The cast does what they can with some very underwritten roles. Callie’s entire personality stems from her hatred of her father. She’s barely interested in her kids’ lives and it’s not even clear what she does with her time while they’re off at school and/or busting ghosts. Rudd has exactly the right comic energy for a modern Ghostbusters but the script leaves him little to do but explain the first movie’s events and technology to the younger heroes — who are all cute and enthusiastic, but mostly feel like a cynical attempt to graft a kid-friendly point-of-view onto a property (not to mention a narrative) that’s obsessed with things that happened almost four decades ago.

Rather than flesh out the new characters, Reitman fixates on fan service. He lingers over the old Ghostbusters traps, PKE meters, and proton packs. He recreates specific lines from the 1984 Ghostbusters exactly. He fills Egon’s farmhouse with Easter eggs. The whole movie is basically the Leonardo DiCaprio pointing at the TV meme from Once Upon a Time in Hollywood for 125 straight minutes. That includes his use of the surviving Ghostbusters cast, including Bill Murray, Dan Aykroyd, and Ernie Hudson. In their limited scenes, they are actually very funny and charming, and they all effortlessly slip back into their old roles. But even with Egon’s importance to the overall plot, they’re a tiny part of Afterlife, just another piece of the first film to dust off and smile at in recognition for a minute or two before it’s on to the next familiar prop or music cue.

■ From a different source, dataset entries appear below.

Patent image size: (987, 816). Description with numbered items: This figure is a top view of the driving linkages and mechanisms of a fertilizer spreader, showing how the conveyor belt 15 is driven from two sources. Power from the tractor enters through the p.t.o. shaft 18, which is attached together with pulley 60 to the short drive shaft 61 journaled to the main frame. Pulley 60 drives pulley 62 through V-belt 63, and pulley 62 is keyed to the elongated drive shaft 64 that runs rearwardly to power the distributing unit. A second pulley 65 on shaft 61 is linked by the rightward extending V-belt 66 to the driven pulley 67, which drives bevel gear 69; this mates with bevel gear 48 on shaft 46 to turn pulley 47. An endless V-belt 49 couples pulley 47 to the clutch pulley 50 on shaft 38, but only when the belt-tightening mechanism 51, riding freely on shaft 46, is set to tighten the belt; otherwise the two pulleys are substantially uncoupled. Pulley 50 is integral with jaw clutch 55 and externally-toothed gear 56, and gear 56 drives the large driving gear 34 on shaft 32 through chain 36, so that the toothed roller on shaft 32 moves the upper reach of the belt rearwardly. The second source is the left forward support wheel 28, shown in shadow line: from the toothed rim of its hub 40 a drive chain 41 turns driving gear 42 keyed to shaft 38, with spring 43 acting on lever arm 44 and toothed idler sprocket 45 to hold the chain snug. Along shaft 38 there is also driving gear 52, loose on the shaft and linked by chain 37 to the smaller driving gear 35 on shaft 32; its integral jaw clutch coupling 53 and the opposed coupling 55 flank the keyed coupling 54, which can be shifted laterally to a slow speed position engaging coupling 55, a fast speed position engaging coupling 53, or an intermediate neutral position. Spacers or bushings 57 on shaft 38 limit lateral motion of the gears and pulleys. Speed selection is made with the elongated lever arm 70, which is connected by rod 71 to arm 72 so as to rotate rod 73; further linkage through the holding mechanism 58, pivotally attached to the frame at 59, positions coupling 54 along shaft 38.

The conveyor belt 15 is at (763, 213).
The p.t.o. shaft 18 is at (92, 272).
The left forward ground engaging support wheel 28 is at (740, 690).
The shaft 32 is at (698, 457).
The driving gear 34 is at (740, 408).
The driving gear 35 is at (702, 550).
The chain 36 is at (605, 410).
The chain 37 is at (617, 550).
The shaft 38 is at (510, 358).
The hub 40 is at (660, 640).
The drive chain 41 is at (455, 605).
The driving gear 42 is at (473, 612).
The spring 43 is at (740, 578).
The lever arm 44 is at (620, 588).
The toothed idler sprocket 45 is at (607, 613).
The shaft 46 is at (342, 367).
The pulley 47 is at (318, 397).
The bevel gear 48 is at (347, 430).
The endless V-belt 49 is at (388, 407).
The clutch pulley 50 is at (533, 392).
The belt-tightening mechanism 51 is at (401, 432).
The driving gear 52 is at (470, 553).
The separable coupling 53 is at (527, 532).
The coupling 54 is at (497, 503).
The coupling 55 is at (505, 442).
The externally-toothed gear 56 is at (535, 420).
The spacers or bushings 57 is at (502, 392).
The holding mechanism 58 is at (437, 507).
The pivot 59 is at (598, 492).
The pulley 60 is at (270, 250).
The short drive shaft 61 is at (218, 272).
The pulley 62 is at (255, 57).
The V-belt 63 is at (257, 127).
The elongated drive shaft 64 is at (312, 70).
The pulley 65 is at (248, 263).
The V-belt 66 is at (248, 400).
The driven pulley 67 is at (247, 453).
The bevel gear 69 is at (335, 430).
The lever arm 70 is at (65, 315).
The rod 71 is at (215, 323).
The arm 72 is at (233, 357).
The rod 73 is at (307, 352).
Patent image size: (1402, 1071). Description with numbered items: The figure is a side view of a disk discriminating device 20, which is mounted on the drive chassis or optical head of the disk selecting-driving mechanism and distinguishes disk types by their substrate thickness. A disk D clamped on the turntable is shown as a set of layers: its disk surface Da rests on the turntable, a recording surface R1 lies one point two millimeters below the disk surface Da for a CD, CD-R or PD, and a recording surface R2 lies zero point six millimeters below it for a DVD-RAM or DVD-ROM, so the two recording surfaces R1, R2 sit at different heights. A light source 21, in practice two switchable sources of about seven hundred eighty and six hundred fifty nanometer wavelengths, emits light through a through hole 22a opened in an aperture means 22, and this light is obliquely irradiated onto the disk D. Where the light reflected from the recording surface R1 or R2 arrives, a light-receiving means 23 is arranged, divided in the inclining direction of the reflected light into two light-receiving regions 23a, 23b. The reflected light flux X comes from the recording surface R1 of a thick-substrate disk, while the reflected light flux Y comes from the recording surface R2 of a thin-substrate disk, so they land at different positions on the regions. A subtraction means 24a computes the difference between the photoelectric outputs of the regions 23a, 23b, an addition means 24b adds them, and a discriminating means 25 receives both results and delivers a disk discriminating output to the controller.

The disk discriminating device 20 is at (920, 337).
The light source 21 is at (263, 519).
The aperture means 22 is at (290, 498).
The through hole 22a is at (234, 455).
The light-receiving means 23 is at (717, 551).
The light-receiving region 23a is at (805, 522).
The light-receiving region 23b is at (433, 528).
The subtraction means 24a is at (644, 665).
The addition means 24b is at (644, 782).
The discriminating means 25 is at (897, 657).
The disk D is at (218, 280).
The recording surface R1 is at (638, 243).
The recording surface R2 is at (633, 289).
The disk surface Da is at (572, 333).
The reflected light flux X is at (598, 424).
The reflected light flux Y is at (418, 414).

I am sure Jason Reitman loves the original Ghostbusters. He clearly knows it well. But for all his deference to it, he seems to have completely missed what made that Ghostbusters work. It wasn’t just that the guys wore cool jumpsuits or had fun gadgets, or that it made science seem cool to a generation of budding nerds. Strip away the sci-fi trappings and Ghostbusters really is just an archetypical slobs versus snobs comedy. The ghosts aren’t even really the villains. The true bad guys are the stuffy, humorless authority figures who stifle Venkman, Stanz, and Spengler at every turn: the EPA’s Walter Peck, most obviously, but also the Dean at Columbia University who fires them, and the manager of the Sedgwick Hotel who thinks they’re quacks. Even Gozer, with her supernatural heels and supermodel haircut, belongs to that group.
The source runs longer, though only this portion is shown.